There was still a huge box of photographs to go through since I moved out after our break up. A lot of them were of him. Even more were of us. I decided it would be best to rip it off like a Band-Aid. And that’s exactly what I did.
Over a weekend I took all the photographs out of the box and went though them one by one. Each one brought me back to a time, to a place and to a feeling. Wow, look how young we were. Look at all the phases that we’d gone through. Fifteen years’ worth. Yes, it was emotionally draining, but surprisingly it didn’t make me sad. Instead, it actually made me…happy.
Nearly every picture of us together brought me joy. I suppose it’s because you only take pictures when you’re having a good time. But still we looked so happy, so in love, and when I look at them now I still feel that way.
I knew he’d want to see some of them too. So, I reached out to him on my cell phone, through Facebook.
“If you’d like to stop by for some wine or some coffee that would be nice,” he replied. “But I’m dating someone and we live together. So she’ll be here.”
Yes, I already knew they were living together. I saw it on Instagram.

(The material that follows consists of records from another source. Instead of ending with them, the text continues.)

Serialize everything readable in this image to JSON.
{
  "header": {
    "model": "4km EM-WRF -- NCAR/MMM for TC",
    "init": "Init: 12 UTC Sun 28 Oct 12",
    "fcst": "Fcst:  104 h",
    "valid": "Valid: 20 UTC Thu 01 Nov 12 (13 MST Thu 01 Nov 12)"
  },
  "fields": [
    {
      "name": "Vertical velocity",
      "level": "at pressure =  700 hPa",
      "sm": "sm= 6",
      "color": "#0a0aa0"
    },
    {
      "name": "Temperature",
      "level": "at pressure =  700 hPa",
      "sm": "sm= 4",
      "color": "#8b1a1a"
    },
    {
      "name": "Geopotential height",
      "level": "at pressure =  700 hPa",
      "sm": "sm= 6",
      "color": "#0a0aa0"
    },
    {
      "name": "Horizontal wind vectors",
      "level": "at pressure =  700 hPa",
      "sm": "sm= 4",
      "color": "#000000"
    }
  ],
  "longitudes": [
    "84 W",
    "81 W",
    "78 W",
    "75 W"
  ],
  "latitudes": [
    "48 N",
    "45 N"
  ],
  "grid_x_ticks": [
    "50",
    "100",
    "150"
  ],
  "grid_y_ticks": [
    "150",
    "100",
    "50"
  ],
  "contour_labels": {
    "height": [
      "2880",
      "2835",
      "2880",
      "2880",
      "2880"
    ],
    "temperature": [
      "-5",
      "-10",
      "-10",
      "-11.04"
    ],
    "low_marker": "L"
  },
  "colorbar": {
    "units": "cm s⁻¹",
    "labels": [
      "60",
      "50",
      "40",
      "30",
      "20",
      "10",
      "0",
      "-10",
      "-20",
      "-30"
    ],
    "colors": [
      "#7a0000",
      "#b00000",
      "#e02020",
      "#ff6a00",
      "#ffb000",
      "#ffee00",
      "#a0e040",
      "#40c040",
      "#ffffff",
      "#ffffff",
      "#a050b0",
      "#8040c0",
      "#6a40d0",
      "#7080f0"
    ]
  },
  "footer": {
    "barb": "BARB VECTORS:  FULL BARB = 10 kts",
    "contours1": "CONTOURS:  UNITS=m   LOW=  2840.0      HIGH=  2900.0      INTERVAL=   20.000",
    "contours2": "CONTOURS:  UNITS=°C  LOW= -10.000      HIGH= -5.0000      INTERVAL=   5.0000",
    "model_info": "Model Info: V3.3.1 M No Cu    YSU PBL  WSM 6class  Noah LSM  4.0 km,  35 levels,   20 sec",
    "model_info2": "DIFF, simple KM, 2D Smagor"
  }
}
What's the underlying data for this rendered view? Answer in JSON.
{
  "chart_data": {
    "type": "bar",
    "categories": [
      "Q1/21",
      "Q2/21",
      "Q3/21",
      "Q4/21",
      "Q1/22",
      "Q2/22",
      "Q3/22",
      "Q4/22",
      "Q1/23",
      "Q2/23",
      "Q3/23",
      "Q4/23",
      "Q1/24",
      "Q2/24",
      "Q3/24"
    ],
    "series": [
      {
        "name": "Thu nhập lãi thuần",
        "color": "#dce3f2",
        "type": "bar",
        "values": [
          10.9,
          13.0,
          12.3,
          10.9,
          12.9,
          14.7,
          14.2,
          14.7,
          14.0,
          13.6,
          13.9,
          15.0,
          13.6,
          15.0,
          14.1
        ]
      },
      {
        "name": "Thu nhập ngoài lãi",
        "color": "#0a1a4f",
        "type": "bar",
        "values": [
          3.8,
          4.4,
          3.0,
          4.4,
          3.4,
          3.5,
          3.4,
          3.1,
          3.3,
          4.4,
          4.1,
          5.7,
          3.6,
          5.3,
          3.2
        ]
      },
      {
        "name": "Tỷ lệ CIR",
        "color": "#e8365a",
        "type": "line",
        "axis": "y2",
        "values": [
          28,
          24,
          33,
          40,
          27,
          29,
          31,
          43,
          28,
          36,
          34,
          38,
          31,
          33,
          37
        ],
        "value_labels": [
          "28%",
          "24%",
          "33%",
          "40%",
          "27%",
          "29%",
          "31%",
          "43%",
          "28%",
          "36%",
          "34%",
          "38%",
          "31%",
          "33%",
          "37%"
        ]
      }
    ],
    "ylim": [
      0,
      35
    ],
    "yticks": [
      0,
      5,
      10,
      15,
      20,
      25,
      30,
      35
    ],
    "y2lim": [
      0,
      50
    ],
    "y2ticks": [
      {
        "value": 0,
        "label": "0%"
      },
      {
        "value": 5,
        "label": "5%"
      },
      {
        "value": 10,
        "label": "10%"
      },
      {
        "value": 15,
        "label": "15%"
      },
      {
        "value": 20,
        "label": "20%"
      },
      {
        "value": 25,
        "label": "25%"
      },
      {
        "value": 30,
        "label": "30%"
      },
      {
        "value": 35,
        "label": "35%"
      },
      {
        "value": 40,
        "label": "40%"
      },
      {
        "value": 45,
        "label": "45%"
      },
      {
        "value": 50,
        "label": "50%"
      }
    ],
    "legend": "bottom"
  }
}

“You’re really taking the high road,” my friend said when I told her I was meeting up with him, and with her too. But to me it didn’t feel that way. To me it just felt like this was the natural progression of things. Like it was the next step in our relationship, only our relationship was different now.
The following weekend I went over to their apartment, which used to be my apartment. And I played with their cat which used to be my cat. For a moment I thought to myself “wow, their place looks really nice”—and then remembered that I had done all of the decorating.
It was little bit like being in the Twilight Zone too. Everything looked mostly the same, but a few things stuck out of place. There was a new coffee pot I didn’t recognize, some forks I wouldn’t have chosen, and a guest room that looked like a real guest room. But some things never change—like the bottle of Jameson on counter, along with the old fashioned crystal glasses I bought him for his birthday. Only now she was pouring the drinks.
Her name was Sherilyn—and she was at least a decade younger than me. But in more ways than not we were similar. And the truth was that I liked her.
I pulled out the envelope with the pictures from my bag.
“Give them to me!” She interjected and tore right into them.
It brought me delight to see her face at the sight of us fifteen years younger—him without tattoos, me with blonde hair. And I enjoyed re-discovering my relationship and my ex-boyfriend along with her. Yes, that was my man. And now he was hers.
Don’t get me wrong—it took me many years to get to this point. The point where I am to look at my relationship objectively and see that changes that happen though painful, are always good. It is a testament to our growth as a individuals as well as a couple that we realize while we don’t want to be together anymore, we also don’t want each other to be miserable. For me, this is enlightenment and ultimately I know that being happy for them is being happy for myself.